Hacker News new | ask | show | jobs
by zytek 4123 days ago
Been there, done that. AWS re:Boot in September 2014 showed us how good it was to invest in Ansible roles for all parts of our infrastructure. Still, a lot of hassle for Ops Team, especially that it was done during DevOps Days Warsaw ;-) AWS also said '10%' then, but for us it was 81 out of ~300 instances.

What is sad is that we learn about it from Hacker News and not from AWS, even when we have premium support and our own account manager. :/

Let's see how many of us did their homework after previous "xen update", and how much "10%" is now ;-)

2 comments

Similar experience here. I have a few particularly memorable experiences of dealing with the fallout from the September reboots. Although to be truthful this is partly due to the fact we were moving office and I had people jubilantly packing up around me as I worked to keep things afloat.

Not wanting a repeat of this we have migrated as many services we can into autoscaling groups, and automated all resource creation with CloudFormation.

This was inspired by this excellent Netflix blogpost: http://techblog.netflix.com/2014/10/a-state-of-xen-chaos-mon...

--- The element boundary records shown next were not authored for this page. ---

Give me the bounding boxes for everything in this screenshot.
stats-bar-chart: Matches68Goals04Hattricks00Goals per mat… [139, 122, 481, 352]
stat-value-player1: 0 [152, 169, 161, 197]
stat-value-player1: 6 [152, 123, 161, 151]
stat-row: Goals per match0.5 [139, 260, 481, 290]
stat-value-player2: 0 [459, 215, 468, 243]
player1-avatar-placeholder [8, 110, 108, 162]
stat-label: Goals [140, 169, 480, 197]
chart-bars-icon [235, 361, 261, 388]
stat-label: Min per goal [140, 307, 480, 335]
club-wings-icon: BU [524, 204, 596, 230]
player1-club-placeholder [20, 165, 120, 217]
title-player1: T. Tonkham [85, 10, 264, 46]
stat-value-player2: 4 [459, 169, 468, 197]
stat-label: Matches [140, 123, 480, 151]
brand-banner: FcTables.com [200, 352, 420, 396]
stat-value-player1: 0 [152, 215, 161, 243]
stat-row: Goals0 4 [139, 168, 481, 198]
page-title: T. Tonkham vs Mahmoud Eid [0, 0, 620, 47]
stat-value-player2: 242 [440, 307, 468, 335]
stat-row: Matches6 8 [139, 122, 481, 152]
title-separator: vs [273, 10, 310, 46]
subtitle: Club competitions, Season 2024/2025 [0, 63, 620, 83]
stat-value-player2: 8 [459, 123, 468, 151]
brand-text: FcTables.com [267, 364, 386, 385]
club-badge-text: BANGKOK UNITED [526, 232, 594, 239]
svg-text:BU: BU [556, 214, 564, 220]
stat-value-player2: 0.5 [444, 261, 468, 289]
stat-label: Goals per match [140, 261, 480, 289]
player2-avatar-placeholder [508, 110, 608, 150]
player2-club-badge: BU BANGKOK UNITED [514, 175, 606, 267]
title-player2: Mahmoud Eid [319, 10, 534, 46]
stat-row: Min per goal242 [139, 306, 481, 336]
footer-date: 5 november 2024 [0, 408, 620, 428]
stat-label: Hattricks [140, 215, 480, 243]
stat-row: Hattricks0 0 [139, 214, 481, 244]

I have 19 instances (18 in US-West-2) and none of them are affected. I would guess that lots of people here run in us-east-1 since that's the longest running region and I would bet that a lot of that 10% exists there. So, it may be 10% total in all regions but higher percentage if you run in us-east-1. Just a guess though.
I guess all the Events weren't showing up yet because now I have 6 / 19 instances going down for a reboot.
44% of my instances in us-west-2 are affected, 55% of my instance in us-east-1, and 18% of my instances in eu-west-1 are affected. It seems to be tied pretty tightly to instance types.

Overall, I'm looking at a huge quantity of affected servers. That said, I don't blame AWS. I blame my incompetent architect for designing systems that are incredibly hard to upgrade, and that can't be rebooted safely. Definitely not bitter at that idiocy at all.

Yeah, I'd guess it depends mainly on what type of instances you run. Only one of the 28 instances I'm running right now (all in us-east-1) is going to be rebooted, and it is the only old generation instance I still run (it's a hi1.4xlarge). None of my M3s, C3s or R3s are affected, even though some are still on PV.